目次

[1]BIG4の活躍を振り返る
[2]まだまだいる期待の1年生たち


 11月20日から開幕した明治神宮大会は大阪桐蔭の優勝で幕を閉じた。今年ほどスターの活躍に沸いた年はない。

 大会前に最注目選手として挙げた広陵(中国・広島)の真鍋 慧内野手、花巻東(東北・岩手)のスラッガー・佐々木 麟太郎内野手、九州国際大付(九州・福岡)の大型スラッガー・佐倉 侠史朗内野手、大阪桐蔭(近畿・大阪)の145キロ左腕・前田 悠伍投手と1年生BIG4が準決勝に残る大会となった。

 神宮大会出場校の人気度は高く、20日、21日の土日、23日祝日の高校の部の観客動員数は次の通りとなった。

【20日】
花巻東vs國學院久我山 7000人
九州国際大付vsクラーク記念国際 6000人

【21日】
広陵vs明秀学園日立 8000人
大阪桐蔭vs敦賀気比 9000人

【23日】
広陵vs花巻東 7000人
大阪桐蔭vs九州国際大付 8500人

 コロナ禍で無観客試合が続き、有観客試合を待ちわびていた高校野球ファンの思い出に残る活躍を次々と見せてくれた。

 今回はそんなスーパー1年生の活躍を振り返りつつ、まず前編では神宮大会に出場した1年生、第2回以降は全国の逸材を紹介をしていきたい。

BIG4の活躍を振り返る


 まず佐々木選手の今大会を振り返りたい。いきなり見せ場を作った。

 大会初戦・國學院久我山(東京)戦の初打席を迎えた佐々木が直球を振り抜くと、打球があっという間にライトスタンドへ消える本塁打へ。初スイングで観客を虜にした。さらに2本の犠牲フライを放ち、3打点と上々のデビューを飾った。

 そして準々決勝の高知(四国・高知)戦でもセンター前へ適時打を放ち、大会通算4打点とした。そして最も沸かせたのが広陵戦だった。

 3打席目で右前安打、4打席目では詰まりながらも左中間最深部へ適時二塁打。そして第5打席目。インハイの直球に詰まりながらも高校通算49号となる同点3ラン。これまでの本塁打の中でも最も衝撃を受けた。

 これまで低めのボールをヒットやホームランにしていた佐々木選手。インハイの直球に対して、スイング軌道をコンパクトにして打ち込んだ打撃技術は脅威だった。結局、10打数6安打、打率6割、2本塁打、9打点。佐々木 麟太郎のフィーバーは来春の選抜でも過熱しそうだ。

 広陵のスラッガー・真鍋は189センチ89キロと恵まれた体格を誇り、中井監督から「ボンズ」と呼ばれている。明秀学園日立の好投手・猪俣 駿太投手(2年)から3安打を記録。その後も花巻東戦で3ラン、大阪桐蔭戦でも3安打をマークし、大会15打数8安打、1本塁打5打点をマークした。

 佐々木と真鍋の打撃を見ると、対照的だ。
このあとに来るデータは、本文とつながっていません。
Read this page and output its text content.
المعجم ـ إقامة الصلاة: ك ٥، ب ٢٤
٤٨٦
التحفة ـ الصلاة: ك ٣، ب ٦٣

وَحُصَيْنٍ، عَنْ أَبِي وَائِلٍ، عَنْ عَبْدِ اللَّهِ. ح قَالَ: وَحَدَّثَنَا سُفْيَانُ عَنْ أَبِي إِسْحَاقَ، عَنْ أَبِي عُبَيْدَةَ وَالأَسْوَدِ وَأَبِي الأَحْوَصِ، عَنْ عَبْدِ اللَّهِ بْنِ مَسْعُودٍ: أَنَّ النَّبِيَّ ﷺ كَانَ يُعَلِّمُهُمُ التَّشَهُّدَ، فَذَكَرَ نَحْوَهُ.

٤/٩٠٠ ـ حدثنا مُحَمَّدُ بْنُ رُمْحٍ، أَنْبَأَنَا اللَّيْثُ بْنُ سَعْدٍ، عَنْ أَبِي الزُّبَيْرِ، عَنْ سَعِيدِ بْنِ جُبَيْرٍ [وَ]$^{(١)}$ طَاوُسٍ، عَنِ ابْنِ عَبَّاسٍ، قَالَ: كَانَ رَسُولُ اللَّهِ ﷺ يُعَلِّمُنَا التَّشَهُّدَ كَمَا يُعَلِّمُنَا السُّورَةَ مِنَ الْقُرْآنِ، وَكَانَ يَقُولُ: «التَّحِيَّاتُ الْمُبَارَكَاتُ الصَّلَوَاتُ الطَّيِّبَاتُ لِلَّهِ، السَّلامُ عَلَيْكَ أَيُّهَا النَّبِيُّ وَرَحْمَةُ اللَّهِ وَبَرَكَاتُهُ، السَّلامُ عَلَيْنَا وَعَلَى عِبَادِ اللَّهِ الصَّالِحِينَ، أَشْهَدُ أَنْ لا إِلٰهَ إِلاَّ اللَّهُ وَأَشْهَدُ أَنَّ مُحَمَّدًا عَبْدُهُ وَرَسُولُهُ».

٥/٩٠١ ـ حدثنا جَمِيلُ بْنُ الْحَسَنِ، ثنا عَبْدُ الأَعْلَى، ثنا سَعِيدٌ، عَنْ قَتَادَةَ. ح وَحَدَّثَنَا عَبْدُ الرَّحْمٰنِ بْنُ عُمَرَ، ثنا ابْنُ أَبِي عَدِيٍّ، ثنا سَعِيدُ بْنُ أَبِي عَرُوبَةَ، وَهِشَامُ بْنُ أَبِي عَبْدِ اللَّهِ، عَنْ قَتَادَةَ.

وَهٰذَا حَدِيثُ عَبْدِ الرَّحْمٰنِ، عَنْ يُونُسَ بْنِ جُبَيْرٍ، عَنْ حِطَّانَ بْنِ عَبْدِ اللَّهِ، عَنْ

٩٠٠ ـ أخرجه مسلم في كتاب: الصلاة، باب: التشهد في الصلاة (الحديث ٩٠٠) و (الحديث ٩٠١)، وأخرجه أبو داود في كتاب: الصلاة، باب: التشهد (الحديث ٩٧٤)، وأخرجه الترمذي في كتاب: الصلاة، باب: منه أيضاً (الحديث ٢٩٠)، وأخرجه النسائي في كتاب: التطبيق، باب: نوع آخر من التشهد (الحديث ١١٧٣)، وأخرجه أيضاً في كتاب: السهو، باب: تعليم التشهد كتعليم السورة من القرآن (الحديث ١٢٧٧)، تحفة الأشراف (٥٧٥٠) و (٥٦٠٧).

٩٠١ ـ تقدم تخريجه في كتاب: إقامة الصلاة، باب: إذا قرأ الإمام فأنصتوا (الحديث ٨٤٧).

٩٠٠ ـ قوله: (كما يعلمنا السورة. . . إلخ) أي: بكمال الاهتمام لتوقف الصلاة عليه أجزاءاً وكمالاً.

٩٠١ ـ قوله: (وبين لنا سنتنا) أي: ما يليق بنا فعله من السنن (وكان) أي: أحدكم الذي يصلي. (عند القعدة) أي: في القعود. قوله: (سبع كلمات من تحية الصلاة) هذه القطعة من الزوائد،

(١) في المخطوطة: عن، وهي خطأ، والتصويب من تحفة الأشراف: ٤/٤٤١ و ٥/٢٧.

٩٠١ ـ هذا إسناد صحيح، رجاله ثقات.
佐々木はボンズなどメジャー選手を参考にしたスイングだが、真鍋はレベルスイングの無駄のないスイング軌道でボールを捉えることができる。好投手に対しての対応力も高い。さらに非凡なのは、守備も鍛え込まれており、守りも徹底的に鍛え上げる広陵の強みも体現した選手だ。打撃に振り切ったのが佐々木、打撃だけではなく、守備も鍛えられているのが、真鍋ではないだろうか。中学時代は、投手を務めたこともあって肩も強い。一塁手以外のポジションを練習する必要性もあるだろう。

 九州国際大付の佐倉は、大阪桐蔭の前田から本塁打を放った。今大会は3安打のみに終わったが、九州大会では2本塁打7打点を記録しており、勢いに乗ったときの打棒は脅威。更に技術を高め、春では多くの好投手から快打を披露できるか注目をしたい。

 大阪桐蔭の前田は準々決勝、準決勝と13回を投げ、17奪三振と圧巻の投球を見せた。決勝戦では疲労もあり、1失点したが、それでも広陵打線の猛追を振り切り、見事に初優勝に導いた。好調時では直球が常時130キロ後半〜145キロ。スライダー、カットボール、チェンジアップ、ツーシーム、カーブと多彩な変化球を操り、制球力、投球の引き出しの豊富さは今年の明治神宮大会に出場していた大学の部の左腕投手に負けていなかった。23年度のドラフト上位も期待できる投手で、さらに体を鍛え、大きくパワーアップすることを期待したい。